The scientific consensus is growing: There is an audible and tactile hum coursing through parts of Windsor, Ont., powerful enough to rattle windows and wake people up. It appears to be coming from the heavily industrialized and menacingly named Zug Island across the Detroit River in Michigan, although the new study that has confirmed the hum’s existence was not able to nail its exact provenance. Further research will be needed for that. Given the times we live in, Windsor’s citizens should brace themselves for the rise of the hum-denying cabal, complete with scientists, lobbyists and public-relations specialists who will argue the hum is a fiction. We wish we were more than half-joking.
The report released Friday is a vindication for Windsor residents. They call it a hum, but that’s too gentle a word. Recordings of the phenomenon posted online reveal the “Windsor hum” is more akin to the hell of living above a dubstep club. It’s a bassline thrum so low in frequency as to be undetectable in recordings without the use of quality headphones or expensive speakers. Drake could mix it into his next hit song.

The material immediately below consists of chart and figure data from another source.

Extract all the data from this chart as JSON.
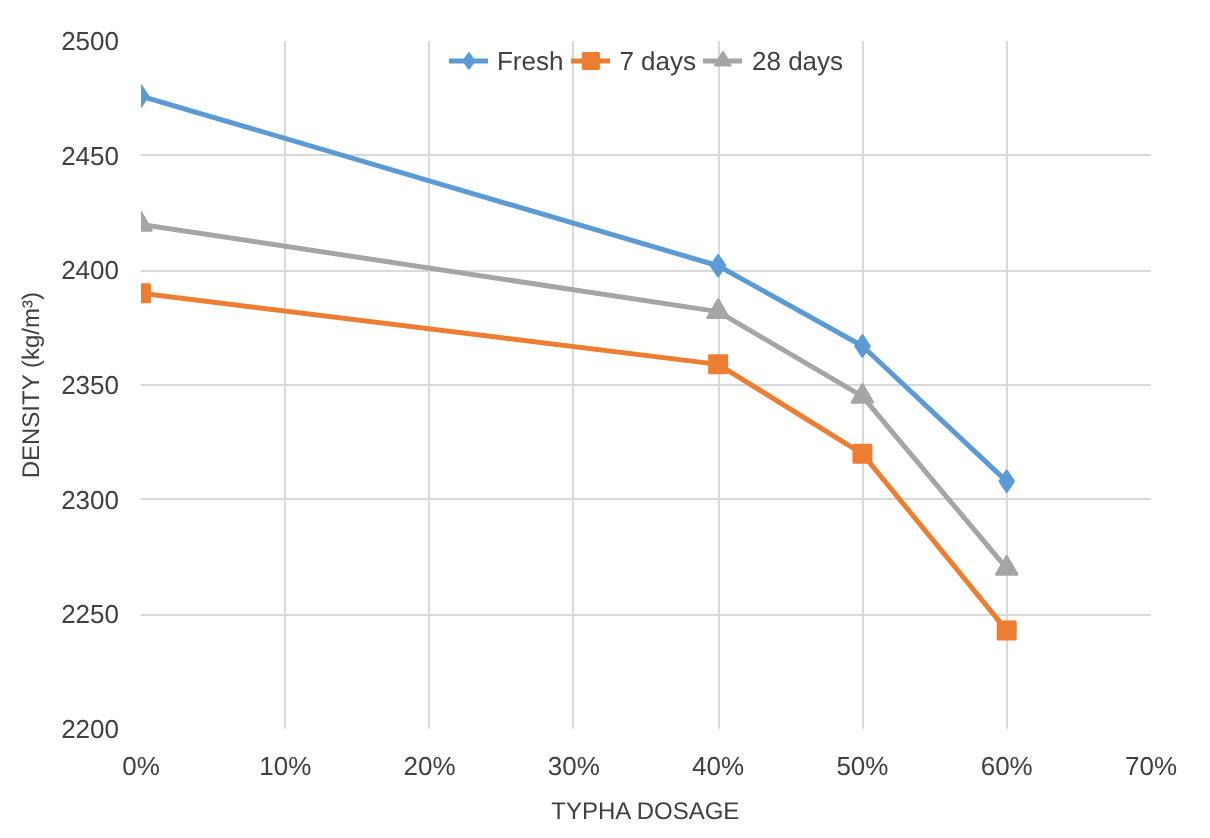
{
  "chart_data": {
    "type": "line",
    "xlabel": "TYPHA DOSAGE",
    "ylabel": "DENSITY (kg/m³)",
    "x": [
      0,
      40,
      50,
      60
    ],
    "series": [
      {
        "name": "Fresh",
        "color": "#5b9bd5",
        "marker": "diamond",
        "values": [
          2476,
          2402,
          2367,
          2308
        ]
      },
      {
        "name": "7 days",
        "color": "#ed7d31",
        "marker": "square",
        "values": [
          2390,
          2359,
          2320,
          2243
        ]
      },
      {
        "name": "28 days",
        "color": "#a5a5a5",
        "marker": "triangle",
        "values": [
          2420,
          2382,
          2345,
          2270
        ]
      }
    ],
    "xlim": [
      0,
      70
    ],
    "xticks": [
      {
        "value": 0,
        "label": "0%"
      },
      {
        "value": 10,
        "label": "10%"
      },
      {
        "value": 20,
        "label": "20%"
      },
      {
        "value": 30,
        "label": "30%"
      },
      {
        "value": 40,
        "label": "40%"
      },
      {
        "value": 50,
        "label": "50%"
      },
      {
        "value": 60,
        "label": "60%"
      },
      {
        "value": 70,
        "label": "70%"
      }
    ],
    "ylim": [
      2200,
      2500
    ],
    "yticks": [
      2200,
      2250,
      2300,
      2350,
      2400,
      2450,
      2500
    ],
    "grid": true,
    "legend": "top",
    "line_style": "solid"
  }
}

The hum is so inescapable that thousands of people have complained about it. Their discomfort, as well as their worries about the hum’s potential harm to their health, prompted provincial and federal government departments to investigate. The deployment of two portable infrasound arrays over the course of a month confirmed the existence of a low-frequency signal. Scientists were unable to detect common signals on the two arrays, which would have allowed them to precisely pinpoint the source. But they believe it is coming from blast-furnace operations on Zug Island.
It must be good for Windsor residents to be reassured by science that they aren’t hearing (and feeling) things that don’t exist, and also that this is not seismic activity or the rumblings of a giant lizard that gorged itself on radiation and is coming out of dormancy (it’s possible). But the next steps will be complicated. This is now a cross-border issue. Diplomacy is involved. So is industry. The U.S. Steel blast-furnace operations suspected of being the source of the hum can’t be expected to cheerfully shoulder Canada’s blame. They might even hire their own scientists, who could sow doubt about the findings of last week’s study. PR spokespeople might say the hum could be anything: trucks on the highway; losers grumbling as they leave the Windsor casino; the return of the electric chair in Tennessee (it’s possible). Republican politicians could raise the possibility of a conspiracy and slyly invoke Canada’s “European” tendencies (French, health care, gun control).
This could be a long haul for Windsor residents. Our sympathies are with them. We’ve all seen how these things can go.